A "tarefa delicada" que o crítico e curador Lorenzo Mammì se impôs com a exposição Quase Figura, Quase Forma, aberta nesta quinta-feira, na Galeria Estação, vai além de colocar lado a lado obras produzidas por artistas de formação erudita e criadores populares. A mostra reúne não apenas obras de tendências distintas, mas duas galerias que trabalham em diferentes direções - a Estação, mais ligada aos populares, e a Millan, concentrada nos contemporâneos eruditos. O risco, no caso, seria o de criar uma incômoda hierarquia entre eles ou mesmo uma escala de valores por vezes injusta. Por esse motivo, ao aceitar o convite das galerias para escolher as obras, Lorenzo Mammì pensou mais na convergência entre as duas vertentes do que nas diferenças. Para Mammì, a volta à figuração nas três últimas décadas aproximou os contemporâneos eruditos dos artistas de matriz popular.
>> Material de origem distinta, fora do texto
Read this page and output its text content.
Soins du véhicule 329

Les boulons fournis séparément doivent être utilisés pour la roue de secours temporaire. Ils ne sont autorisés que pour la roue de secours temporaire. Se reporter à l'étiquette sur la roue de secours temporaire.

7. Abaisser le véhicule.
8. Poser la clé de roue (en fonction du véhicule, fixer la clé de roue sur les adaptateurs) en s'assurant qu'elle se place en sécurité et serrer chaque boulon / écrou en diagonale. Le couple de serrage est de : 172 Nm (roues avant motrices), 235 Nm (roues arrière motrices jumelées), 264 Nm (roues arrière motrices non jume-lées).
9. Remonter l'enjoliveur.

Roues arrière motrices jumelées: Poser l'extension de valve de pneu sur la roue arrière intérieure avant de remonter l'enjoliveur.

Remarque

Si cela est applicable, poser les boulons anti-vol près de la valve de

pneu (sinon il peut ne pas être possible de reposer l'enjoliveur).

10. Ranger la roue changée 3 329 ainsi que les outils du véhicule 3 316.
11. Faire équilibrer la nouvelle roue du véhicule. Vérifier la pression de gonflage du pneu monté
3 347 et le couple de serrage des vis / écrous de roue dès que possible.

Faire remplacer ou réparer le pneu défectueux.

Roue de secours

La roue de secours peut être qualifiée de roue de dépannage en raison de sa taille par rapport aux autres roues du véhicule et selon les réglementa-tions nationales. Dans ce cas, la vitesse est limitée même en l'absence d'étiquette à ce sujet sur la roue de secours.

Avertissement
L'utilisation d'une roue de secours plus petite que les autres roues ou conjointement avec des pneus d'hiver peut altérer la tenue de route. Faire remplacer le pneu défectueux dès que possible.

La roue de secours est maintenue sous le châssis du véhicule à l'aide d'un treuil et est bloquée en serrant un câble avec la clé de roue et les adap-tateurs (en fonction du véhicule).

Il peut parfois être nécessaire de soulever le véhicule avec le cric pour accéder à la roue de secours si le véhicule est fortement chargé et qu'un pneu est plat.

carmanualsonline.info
A geração de pintores hoje na faixa dos 50 anos, representada na mostra por artistas como Fábio Miguez (52), Paulo Pasta (54) e outros, dialoga tanto com seus discípulos - Ana Prata (34), Marina Rheingantz (31) - como com sensíveis pintores e escultores populares, entre eles Neves Torres, dono de uma paleta clara, renascentista, e Ranchinho (1923-2003), filho de agricultores e autodidata, que participou de bienais.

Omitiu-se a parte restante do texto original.